Texas has been on the leading edge of aerospace and defense from the beginning of manned flight. Its aerospace and defense industries comprise about 1,700 companies and 200,000 employees who earn an average salary of $50,000 per year. American Eurocopter, BAE Systems, Bell Helicopter, Textron, Boeing Company, Gulfstream, Aerospace Corporation, L-3 Communications, Lockheed Martin, Raytheon, and NASA's Johnson Space Center are major employers.
Both TEF and TETF have supported new aerospace research and development. In El Paso, the University of Texas recently received $3 million from TETF to establish the Structural and Printed Emerging Technologies Center (SPEC). This research and development facility for aerospace and defense integrated 3D systems technologies will partner with Lockheed Martin Aeronautics to build on existing world-class, rapid-prototyping or additive manufacturing equipment and research.

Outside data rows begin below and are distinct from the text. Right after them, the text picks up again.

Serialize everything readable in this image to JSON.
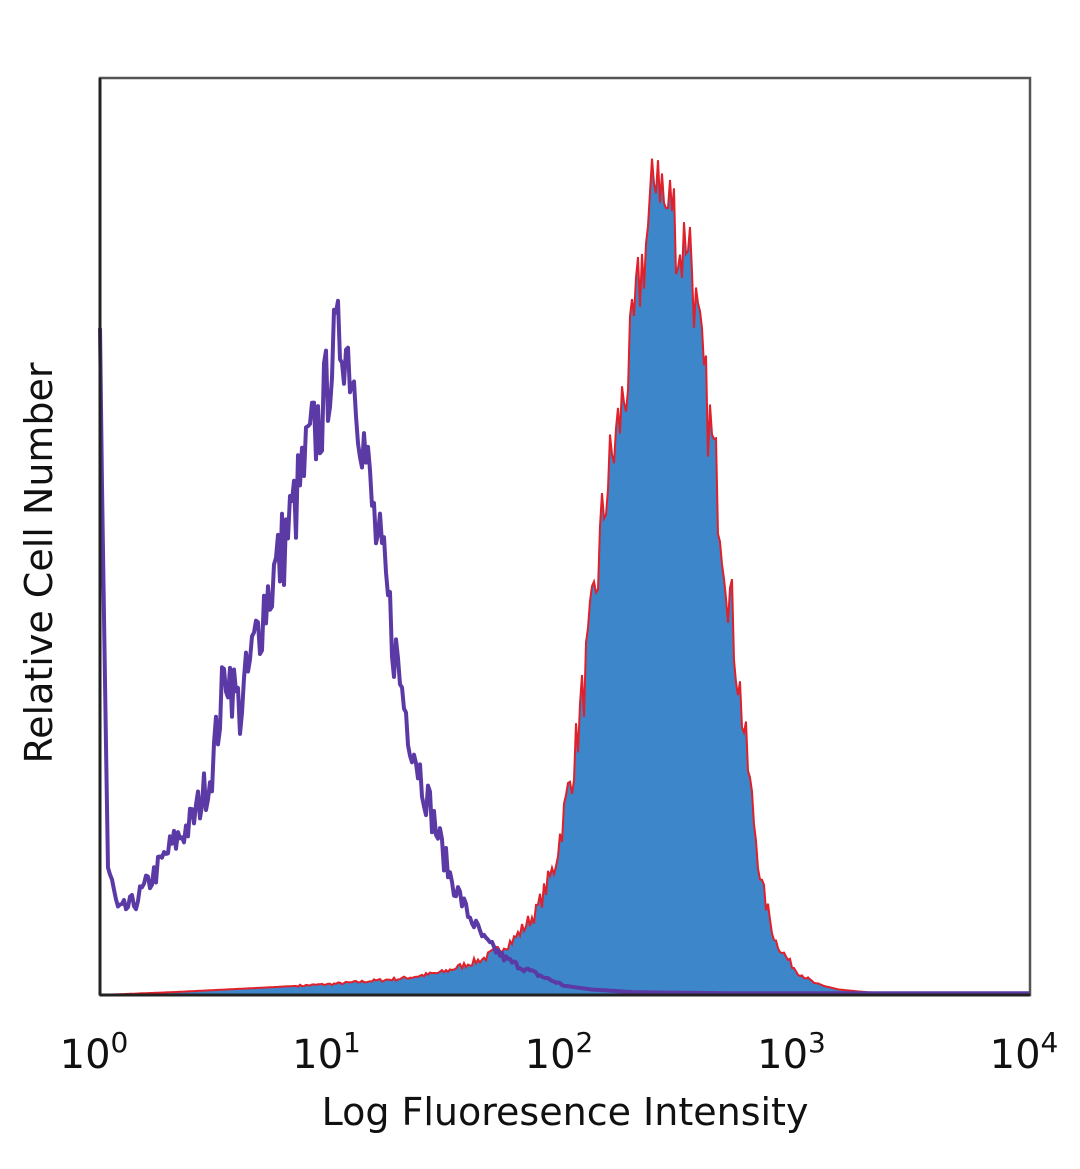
{
  "chart_data": {
    "type": "area",
    "title": "",
    "xlabel": "Log Fluoresence Intensity",
    "ylabel": "Relative Cell Number",
    "x_scale": "log",
    "xlim": [
      1,
      10000
    ],
    "ylim": [
      0,
      100
    ],
    "y_ticks_shown": false,
    "grid": false,
    "legend": "none",
    "x_ticks": [
      {
        "base": "10",
        "exp": "0",
        "value": 1
      },
      {
        "base": "10",
        "exp": "1",
        "value": 10
      },
      {
        "base": "10",
        "exp": "2",
        "value": 100
      },
      {
        "base": "10",
        "exp": "3",
        "value": 1000
      },
      {
        "base": "10",
        "exp": "4",
        "value": 10000
      }
    ],
    "series": [
      {
        "style": "filled",
        "fill_color": "#3d86c9",
        "edge_color": "#e0202a",
        "x": [
          1,
          2,
          5,
          10,
          20,
          30,
          45,
          60,
          75,
          90,
          110,
          130,
          150,
          170,
          190,
          210,
          230,
          250,
          270,
          290,
          310,
          340,
          370,
          400,
          450,
          500,
          560,
          630,
          700,
          800,
          900,
          1000,
          1200,
          1500,
          2000,
          3000,
          10000
        ],
        "values": [
          0,
          0.3,
          0.8,
          1.2,
          1.8,
          2.5,
          4,
          6,
          9,
          14,
          26,
          40,
          55,
          62,
          69,
          78,
          84,
          92,
          85,
          87,
          80,
          84,
          73,
          66,
          56,
          46,
          34,
          22,
          12,
          6,
          4,
          2.5,
          1.2,
          0.6,
          0.3,
          0.1,
          0
        ]
      },
      {
        "style": "line",
        "line_color": "#5b3aa5",
        "x": [
          1,
          1.08,
          1.2,
          1.4,
          1.7,
          2,
          2.5,
          3,
          3.5,
          4,
          5,
          6,
          7,
          8,
          9,
          10,
          11,
          12,
          13,
          14,
          15,
          17,
          19,
          21,
          24,
          28,
          32,
          38,
          45,
          55,
          65,
          80,
          100,
          130,
          200,
          500,
          1000,
          10000
        ],
        "values": [
          72,
          14,
          9,
          10,
          13,
          16,
          19,
          24,
          36,
          31,
          42,
          48,
          54,
          60,
          63,
          70,
          72,
          69,
          64,
          58,
          52,
          44,
          36,
          30,
          24,
          18,
          13,
          9,
          6,
          4,
          3,
          2,
          1,
          0.6,
          0.3,
          0.2,
          0.2,
          0.2
        ]
      }
    ]
  }
}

TapcoEnpro - a subsidiary of the Curtiss-Wright Corporation and a designer and manufacturer of highly engineered, advanced mission-critical technologies for the defense, energy, commercial aerospace, and general industrial markets - will construct a $26 million manufacturing facility in Baytown. This new facility will build large vessels for the refining and petrochemical industries, as well as support the production of large-valve products. This expansion, which will create 100 new jobs, is partly financed by a $675,000 TEF award.
"The state's investment through the Texas Enterprise Fund has helped bring us to the start of construction for Curtiss-Wright's new manufacturing facility at Cedar Crossing," says flow control Vice President and General Manager Cliff Jacobs. "We have set a target to improve our competitive position significantly. When completed, our new heavy fabrication facility will provide the flexibility to grow into new markets, offer new products, increase our ability to bid competitively on large-scale refinery projects, and increase our global market share."

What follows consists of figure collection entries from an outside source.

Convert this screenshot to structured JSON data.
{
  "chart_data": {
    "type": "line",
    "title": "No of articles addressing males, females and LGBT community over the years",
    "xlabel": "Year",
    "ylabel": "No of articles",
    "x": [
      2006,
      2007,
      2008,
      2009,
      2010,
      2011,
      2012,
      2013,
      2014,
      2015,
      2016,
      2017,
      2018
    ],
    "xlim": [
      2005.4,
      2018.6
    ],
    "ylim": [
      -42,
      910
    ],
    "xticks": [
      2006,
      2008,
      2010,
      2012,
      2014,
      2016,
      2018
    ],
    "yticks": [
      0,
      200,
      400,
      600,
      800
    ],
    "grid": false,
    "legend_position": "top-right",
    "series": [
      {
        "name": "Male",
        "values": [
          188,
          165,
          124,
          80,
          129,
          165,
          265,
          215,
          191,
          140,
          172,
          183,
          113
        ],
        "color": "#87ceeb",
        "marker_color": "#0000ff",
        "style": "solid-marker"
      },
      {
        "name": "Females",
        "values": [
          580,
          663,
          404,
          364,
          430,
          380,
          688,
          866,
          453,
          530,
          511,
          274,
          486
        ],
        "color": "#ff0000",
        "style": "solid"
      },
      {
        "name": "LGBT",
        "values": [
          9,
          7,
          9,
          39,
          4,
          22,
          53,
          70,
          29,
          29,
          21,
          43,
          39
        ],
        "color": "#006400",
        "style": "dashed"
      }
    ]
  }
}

In October 2010, The Wall Street Journal described Texas as a "mecca for high tech, venture capital, aeronautics, health care, and even industrial manufacturing like the building of cars and trucks." The article highlighted Texas' job-creating success and acknowledged its low corporate tax rates and streamlined regulatory climate as key factors to its economic success.
"Texas' ranking as the nation's top exporter for nine years running is a testament to our strong economy and the importance of upholding low taxes, reasonable regulations, a fair legal system, and an equipped work force," Governor Perry says. "Although Texas has not been immune to the global recession, our commitment to these priorities has helped make us the best place to live, work, and raise a family, and businesses looking to escape over-taxation and over-regulation know they can come to Texas for a better chance at success."